手順として、概略は次の7つのステップで進めます。
1.取締役会にて少人数私募債発行の決議を行い議事録を残す。
2.募集要項を作成する。
3.発行趣意書を作成し、少人数私募債を引受けてほしい人に渡す。
4.少人数私募債の申し込み書を受け付ける。
5.少人数私募債の決定通知書を引受人に渡す。
6.入金確認書を引受人に発行する。
7.少人数私募債の管理記録を残す。
この流れに沿って、進めることになります。
これらは全て、エクセルやワードでできる事務作業です。
公的機関への申請、提出など、何もありません。
自社で関連する資料を保管するだけです。
一方、銀行が引き受ける社債は、手数料をおもいっきり取られます。
「金利は優遇します」
「一括償還なので資金繰りが楽になります。」
「新聞に掲載されます。」
等と社長に言い寄って社債を発行させ、関連手数料を取るのです。
その手数料が高いのです。
・財務代理人手数料
・登録手数料
・引受手数料
・元利金支払い手数料
・保証協会への保証料
等々、これはいったい何の手数料なのか、
と言いたくなる内容ばかりなのです。
そのため、銀行引受の社債を経験した社長は一様に、
「こんなことならやめておけばよかった。
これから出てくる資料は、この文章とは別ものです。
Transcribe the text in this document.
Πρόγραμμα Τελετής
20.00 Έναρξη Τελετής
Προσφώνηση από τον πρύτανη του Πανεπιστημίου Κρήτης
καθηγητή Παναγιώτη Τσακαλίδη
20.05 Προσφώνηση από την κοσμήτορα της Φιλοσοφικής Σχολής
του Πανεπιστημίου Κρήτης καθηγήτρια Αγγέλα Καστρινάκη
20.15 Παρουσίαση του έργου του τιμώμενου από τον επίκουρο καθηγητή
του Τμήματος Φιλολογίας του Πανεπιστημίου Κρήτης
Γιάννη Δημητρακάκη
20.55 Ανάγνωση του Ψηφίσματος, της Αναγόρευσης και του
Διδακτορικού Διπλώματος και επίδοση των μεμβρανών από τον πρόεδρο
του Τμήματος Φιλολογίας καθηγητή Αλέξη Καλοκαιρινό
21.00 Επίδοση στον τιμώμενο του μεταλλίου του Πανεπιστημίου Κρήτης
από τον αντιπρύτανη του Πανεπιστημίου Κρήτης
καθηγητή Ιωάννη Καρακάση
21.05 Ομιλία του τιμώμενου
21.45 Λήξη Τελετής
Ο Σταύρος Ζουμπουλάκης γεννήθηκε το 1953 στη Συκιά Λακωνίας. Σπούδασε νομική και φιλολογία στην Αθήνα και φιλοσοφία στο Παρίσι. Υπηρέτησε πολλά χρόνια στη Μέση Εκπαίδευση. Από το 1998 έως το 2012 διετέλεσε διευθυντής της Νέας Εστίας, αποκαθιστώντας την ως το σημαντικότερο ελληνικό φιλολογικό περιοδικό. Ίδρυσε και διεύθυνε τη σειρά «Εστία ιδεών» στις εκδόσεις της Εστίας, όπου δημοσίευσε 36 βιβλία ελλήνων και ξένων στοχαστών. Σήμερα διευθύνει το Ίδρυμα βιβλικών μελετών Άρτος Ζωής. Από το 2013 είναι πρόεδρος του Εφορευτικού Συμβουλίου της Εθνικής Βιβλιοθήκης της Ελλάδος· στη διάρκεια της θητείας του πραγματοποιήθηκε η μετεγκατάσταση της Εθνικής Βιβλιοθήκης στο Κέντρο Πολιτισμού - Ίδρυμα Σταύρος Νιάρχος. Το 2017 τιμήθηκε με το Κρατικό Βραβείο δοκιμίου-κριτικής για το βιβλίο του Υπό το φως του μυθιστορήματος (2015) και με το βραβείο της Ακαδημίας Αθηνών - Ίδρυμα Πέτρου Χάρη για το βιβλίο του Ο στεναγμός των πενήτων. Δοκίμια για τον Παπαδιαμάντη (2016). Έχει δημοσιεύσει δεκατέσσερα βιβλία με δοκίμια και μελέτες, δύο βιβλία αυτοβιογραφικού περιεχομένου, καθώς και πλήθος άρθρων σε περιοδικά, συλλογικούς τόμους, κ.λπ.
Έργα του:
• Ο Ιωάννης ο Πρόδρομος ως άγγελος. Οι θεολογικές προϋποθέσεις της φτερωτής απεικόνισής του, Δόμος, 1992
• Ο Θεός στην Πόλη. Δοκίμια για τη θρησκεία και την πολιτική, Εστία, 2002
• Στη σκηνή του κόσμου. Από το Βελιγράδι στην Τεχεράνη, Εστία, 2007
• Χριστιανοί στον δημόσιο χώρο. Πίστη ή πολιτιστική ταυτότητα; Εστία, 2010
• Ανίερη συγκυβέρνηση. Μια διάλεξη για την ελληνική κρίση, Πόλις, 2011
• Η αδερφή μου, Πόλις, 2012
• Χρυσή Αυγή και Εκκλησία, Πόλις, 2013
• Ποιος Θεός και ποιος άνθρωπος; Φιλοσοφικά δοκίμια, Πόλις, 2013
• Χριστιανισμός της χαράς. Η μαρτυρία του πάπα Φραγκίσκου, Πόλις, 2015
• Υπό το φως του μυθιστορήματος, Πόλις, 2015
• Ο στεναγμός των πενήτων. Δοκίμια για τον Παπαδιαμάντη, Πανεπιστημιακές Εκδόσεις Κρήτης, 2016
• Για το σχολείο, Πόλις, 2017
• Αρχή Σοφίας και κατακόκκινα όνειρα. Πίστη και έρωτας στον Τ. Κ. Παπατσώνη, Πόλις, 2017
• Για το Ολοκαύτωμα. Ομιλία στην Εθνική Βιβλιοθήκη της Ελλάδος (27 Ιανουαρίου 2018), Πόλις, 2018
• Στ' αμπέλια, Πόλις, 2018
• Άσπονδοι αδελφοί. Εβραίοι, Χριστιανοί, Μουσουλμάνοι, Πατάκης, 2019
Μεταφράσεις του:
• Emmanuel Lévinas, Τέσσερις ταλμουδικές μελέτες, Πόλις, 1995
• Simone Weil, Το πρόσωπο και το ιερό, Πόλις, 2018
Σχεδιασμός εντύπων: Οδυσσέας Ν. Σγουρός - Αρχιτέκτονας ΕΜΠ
」
とおっしゃるのです。
しかし、少人数私募債は、
そのような外部への手数料は何も発生しません。
社内の手続きだけで、完結できるのです。
特に、自己資本比率を今より高くしたい、
とお考えの会社などは、少人数私募債を発行し、
銀行借入れを少しでも返すなどすればよいのです。
そうすれば、銀行評価の自己資本比率は上がるのです。
中小企業にとって、少人数私募債の活用は、
検討の余地が大いにある、資金調達策なのです。